You can do that already with libraries such as wlroots or Smithay

  • That's not the same thing. It's way easier to write an X11 window manager than to write a Wayland compositor, even with something like wlroots, because the window manager can speak the same protocol that clients speak, and it runs as a separate process.

    As a concrete example, Emacs' EXWM package works by implementing an X11 client library in Emacs Lisp, then using it to talk to the X server (which is a separate process, so this works fine) and telling it how to position windows.

    Whereas on Wayland, this is not possible without re-implementing a standalone compositor process, because otherwise architecturally it doesn't work. Emacs can't both do the drawing and be drawn.

    • EWM implements a Wayland compositor as a native thread spawned by a dynamic module in Emacs, it's a full compositor within the Emacs process: https://codeberg.org/ezemtsov/ewm

      So it is architecturally possible (but infeasible in plain Emacs Lisp).

      For river (the thing this article is about) I wrote an Emacs WM, but also opted for a dynamic module for the Wayland protocol parts: https://code.tvl.fyi/tree/tools/emacs-pkgs/reka

      This one could technically be written in plain Emacs Lisp, but I'm happy to use something that already has all the XML codegen stuff for Wayland figured out. Dynamic modules work pretty well, fwiw.

      1 reply →

  • No, that still requires you to make the whole thing, you just get help. For instance, I've run into a problem where I try some great new compositor that uses wlroots, and even though wlroots has good support for keyboard layouts I can't actually set the layout because the compositor hasn't wired up that functionality.

  • The article already addresses that...

    It's not easy and the major compositors (Gnome, KDE) are NOT wlroots based, making this point mostly moot anyway.

    This protocol at least has a chance of using a custom WM with an advanced compositor (which wlroots is not).

  • Especially with LLMs, the cost here is down significantly. People also drastically over-idealize what making an X window manager entailed: sure X had it's compositor, but you had to build so so much yourself.

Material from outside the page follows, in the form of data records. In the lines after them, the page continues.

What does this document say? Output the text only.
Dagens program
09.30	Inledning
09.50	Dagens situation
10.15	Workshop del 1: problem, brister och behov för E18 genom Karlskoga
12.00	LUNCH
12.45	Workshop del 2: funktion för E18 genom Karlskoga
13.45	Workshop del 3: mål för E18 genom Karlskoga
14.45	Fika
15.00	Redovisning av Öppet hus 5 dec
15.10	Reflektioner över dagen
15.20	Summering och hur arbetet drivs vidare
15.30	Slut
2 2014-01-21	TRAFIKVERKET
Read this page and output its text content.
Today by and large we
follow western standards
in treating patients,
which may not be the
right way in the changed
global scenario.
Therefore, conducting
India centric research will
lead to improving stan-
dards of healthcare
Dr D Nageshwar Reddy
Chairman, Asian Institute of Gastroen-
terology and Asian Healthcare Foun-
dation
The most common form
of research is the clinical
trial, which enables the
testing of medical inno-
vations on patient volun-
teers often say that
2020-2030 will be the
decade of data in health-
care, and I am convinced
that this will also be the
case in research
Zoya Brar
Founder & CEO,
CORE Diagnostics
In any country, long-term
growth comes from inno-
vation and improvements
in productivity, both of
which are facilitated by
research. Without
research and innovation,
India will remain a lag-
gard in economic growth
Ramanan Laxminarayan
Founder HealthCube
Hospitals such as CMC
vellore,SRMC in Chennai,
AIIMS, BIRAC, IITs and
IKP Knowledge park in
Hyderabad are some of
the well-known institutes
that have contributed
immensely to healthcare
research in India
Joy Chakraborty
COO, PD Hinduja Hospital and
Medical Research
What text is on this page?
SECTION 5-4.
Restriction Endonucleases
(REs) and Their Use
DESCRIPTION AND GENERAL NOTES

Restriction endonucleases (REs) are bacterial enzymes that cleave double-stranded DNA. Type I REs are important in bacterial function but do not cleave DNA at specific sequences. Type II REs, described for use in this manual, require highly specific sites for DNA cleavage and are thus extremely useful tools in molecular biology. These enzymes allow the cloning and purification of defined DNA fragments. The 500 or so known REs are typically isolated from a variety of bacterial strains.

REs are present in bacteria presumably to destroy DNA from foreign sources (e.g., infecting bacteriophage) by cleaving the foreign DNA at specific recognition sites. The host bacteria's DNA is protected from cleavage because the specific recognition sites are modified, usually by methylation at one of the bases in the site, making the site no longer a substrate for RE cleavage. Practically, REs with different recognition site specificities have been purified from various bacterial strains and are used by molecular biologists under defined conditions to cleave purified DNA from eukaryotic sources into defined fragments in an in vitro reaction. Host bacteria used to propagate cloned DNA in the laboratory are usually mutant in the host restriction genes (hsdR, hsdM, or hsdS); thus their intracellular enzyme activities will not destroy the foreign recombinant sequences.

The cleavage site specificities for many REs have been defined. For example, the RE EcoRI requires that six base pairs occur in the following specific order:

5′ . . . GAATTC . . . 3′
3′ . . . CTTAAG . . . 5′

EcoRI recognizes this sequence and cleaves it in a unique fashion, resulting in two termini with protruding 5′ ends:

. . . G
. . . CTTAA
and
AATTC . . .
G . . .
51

    I'm glad River is trying to create a bigger base here; this is way cool. And it sort of proves the value of Wayland: someone can just go do that. Someone can just make a generic compositor/display-server now, with their own new architecture and plugin system, and it'll just work with existing apps.

    We were so locked in to such a narrow limited system, with it's own parallel abstraction layer to what the kernel now offers (that didn't exist when X was created). It's amazing that we have a chance for innovation and improvement now. The kernel as a stable base of the pyramid, wlroots/sway as a next layer up, and now River as a higher layer still for folks to experiment and create with. This could not be going better, and there's so much more freedom and possibility; this is such a great engine for iteration and improvement.